Déjà hier, il avait succombé. Même si ce n'était pas avec elle, c'était à cause d'elle.

Il changea d'avis plusieurs fois, hésitant. Puis finalement, il se dit qu'il pouvait l'affronter. Il avait de la volonté non ? Il savait à quoi s'attendre maintenant. Il était prêt. Il fallait juste l'ignorer. Et puis quoi ? Il ne pouvait pas se cacher d'elle éternellement. Tôt ou tard il la croiserait dans le village, et mieux valait régler le problème avant. La repousser définitivement, quitte à être dur.

Il avait dit à Iiyabi de ne pas venir aussi. Il jeûnerait aujourd'hui. Il ne voulait pas cette double tentation. Le soir précédent, elle l'avait déjà regardé différemment.

Il pouvait résister. Non ?

Arrivé dans la clairière, un peu en retard par rapport à d'habitude, il vit Sissima, déjà là. Elle avait apporté une outre et un panier avec des fruits. Elle portait un pagne de tissu rouge, fendu haut sur les deux côtés. Un bracelet d'or ouvragé ornait son biceps droit. Assise gracieusement dans l'herbe, aplatie à force d'être foulée, elle terminait de mettre des bracelets portant des kisk'he, de petits fruits à l'écorce dure, que les Kyohnis faisaient sécher pour qu'il ne reste plus que les graines à l'intérieur, et qu'ils utilisaient comme espèces de grelots au ton sec, pour certaines danses rituelles. Elle en portait aux chevilles et aux poignets.

Elle se leva aussitôt qu'elle eu finit, alors qu'il n'était plus qu'à quelques mètres d'elle. Souple et gracile, elle le salua en se pencha bien bas, écartant les bras, poignets cassés, comme la danseuse qu'elle était. Ses cheveux ruisselaient des deux côtés de son visage, elle était magnifique.
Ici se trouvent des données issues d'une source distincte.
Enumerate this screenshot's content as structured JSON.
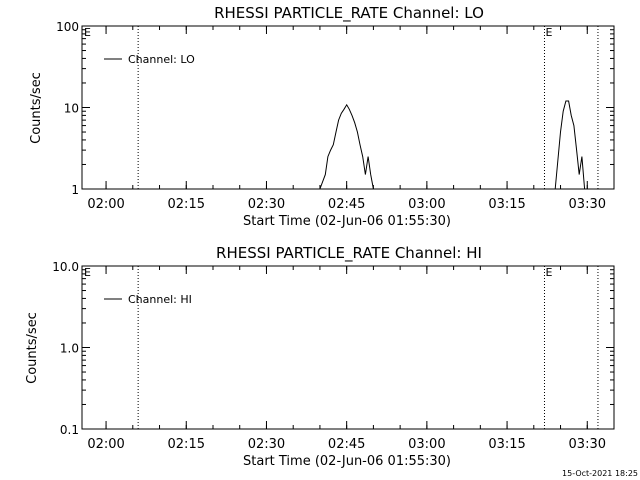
{
  "timestamp": "15-Oct-2021 18:25",
  "colors": {
    "background": "#ffffff",
    "ink": "#000000"
  },
  "chart_data": [
    {
      "type": "line",
      "title": "RHESSI PARTICLE_RATE Channel: LO",
      "xlabel": "Start Time (02-Jun-06 01:55:30)",
      "ylabel": "Counts/sec",
      "y_scale": "log",
      "ylim": [
        1,
        100
      ],
      "xlim": [
        "01:55:30",
        "03:35:00"
      ],
      "x_ticks": [
        "02:00",
        "02:15",
        "02:30",
        "02:45",
        "03:00",
        "03:15",
        "03:30"
      ],
      "y_ticks": [
        "1",
        "10",
        "100"
      ],
      "legend": "top-left",
      "grid": false,
      "flags": [
        {
          "time": "02:06:00",
          "label": ""
        },
        {
          "time": "03:22:00",
          "label": "E"
        },
        {
          "time": "03:32:00",
          "label": ""
        }
      ],
      "corner_label": "E",
      "series": [
        {
          "name": "Channel: LO",
          "x": [
            "02:40:00",
            "02:41:00",
            "02:41:30",
            "02:42:00",
            "02:42:30",
            "02:43:00",
            "02:43:30",
            "02:44:00",
            "02:44:30",
            "02:45:00",
            "02:45:30",
            "02:46:00",
            "02:46:30",
            "02:47:00",
            "02:47:30",
            "02:48:00",
            "02:48:30",
            "02:49:00",
            "02:49:30",
            "02:50:00"
          ],
          "y": [
            1,
            1.5,
            2.5,
            3,
            3.5,
            5,
            7,
            8.5,
            9.5,
            10.8,
            9.5,
            8,
            6.5,
            5,
            3.5,
            2.5,
            1.5,
            2.5,
            1.5,
            1
          ],
          "x2": [
            "03:24:00",
            "03:25:00",
            "03:25:30",
            "03:26:00",
            "03:26:30",
            "03:27:00",
            "03:27:30",
            "03:28:00",
            "03:28:30",
            "03:29:00",
            "03:29:30"
          ],
          "y2": [
            1,
            5,
            9,
            12,
            12,
            8,
            6,
            3,
            1.5,
            2.5,
            1
          ]
        }
      ]
    },
    {
      "type": "line",
      "title": "RHESSI PARTICLE_RATE Channel: HI",
      "xlabel": "Start Time (02-Jun-06 01:55:30)",
      "ylabel": "Counts/sec",
      "y_scale": "log",
      "ylim": [
        0.1,
        10
      ],
      "xlim": [
        "01:55:30",
        "03:35:00"
      ],
      "x_ticks": [
        "02:00",
        "02:15",
        "02:30",
        "02:45",
        "03:00",
        "03:15",
        "03:30"
      ],
      "y_ticks": [
        "0.1",
        "1.0",
        "10.0"
      ],
      "legend": "top-left",
      "grid": false,
      "flags": [
        {
          "time": "02:06:00",
          "label": ""
        },
        {
          "time": "03:22:00",
          "label": "E"
        },
        {
          "time": "03:32:00",
          "label": ""
        }
      ],
      "corner_label": "E",
      "series": [
        {
          "name": "Channel: HI",
          "x": [],
          "y": []
        }
      ]
    }
  ]
}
Elle le prit par la main et l'amena à s'assoir, à côté du panier.

« N... » voulut-il dire, mais elle l'interrompit d'un doigt posé sur les lèvres. Il sentit fortement son parfum sublime, comme si elle venait juste d'utiliser ses mains pour en mettre sur elle.
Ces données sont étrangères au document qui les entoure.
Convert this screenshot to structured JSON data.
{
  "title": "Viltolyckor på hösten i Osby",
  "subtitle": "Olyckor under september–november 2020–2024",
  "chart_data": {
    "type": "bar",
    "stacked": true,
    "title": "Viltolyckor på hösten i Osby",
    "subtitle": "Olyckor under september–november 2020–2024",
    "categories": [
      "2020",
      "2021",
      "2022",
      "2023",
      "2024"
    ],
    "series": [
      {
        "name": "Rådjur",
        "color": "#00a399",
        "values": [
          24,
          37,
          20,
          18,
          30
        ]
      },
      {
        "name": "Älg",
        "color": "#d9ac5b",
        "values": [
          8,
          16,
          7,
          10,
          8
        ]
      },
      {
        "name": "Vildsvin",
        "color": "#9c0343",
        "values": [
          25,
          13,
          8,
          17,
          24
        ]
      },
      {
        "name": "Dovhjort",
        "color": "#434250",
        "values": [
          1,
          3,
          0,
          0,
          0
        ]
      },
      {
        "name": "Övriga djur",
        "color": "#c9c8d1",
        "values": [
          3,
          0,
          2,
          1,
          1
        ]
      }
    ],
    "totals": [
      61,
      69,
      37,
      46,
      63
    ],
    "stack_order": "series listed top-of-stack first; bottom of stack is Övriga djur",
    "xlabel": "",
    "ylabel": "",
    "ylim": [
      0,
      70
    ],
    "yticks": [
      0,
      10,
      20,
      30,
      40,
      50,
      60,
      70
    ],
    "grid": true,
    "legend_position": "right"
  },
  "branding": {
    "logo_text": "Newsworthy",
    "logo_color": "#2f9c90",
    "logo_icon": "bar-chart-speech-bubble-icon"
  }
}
« Je vais danser pour toi, dit-elle dans un français très correct.

N..Non » parvint-il à répondre tout bas, un « non » d'une velléité infinitésimale.

« Si » affirma-t-elle tout aussi bas, un « si » d'une certitude inébranlable.

Et puis elle mit chacune de ses mains sur une des joues à la barbe naissante, penchée sur lui, et l'embrassa tout doucement en tirant son visage vers elle. Ses lèvres avait un goût de geeba, un goût qui s'immisça dans la bouche de Christophe et envahit tout son palais. Elle se recula avec un petit rire joyeux, et le froncement de sourcils de sa proie se mua en sourire hésitant.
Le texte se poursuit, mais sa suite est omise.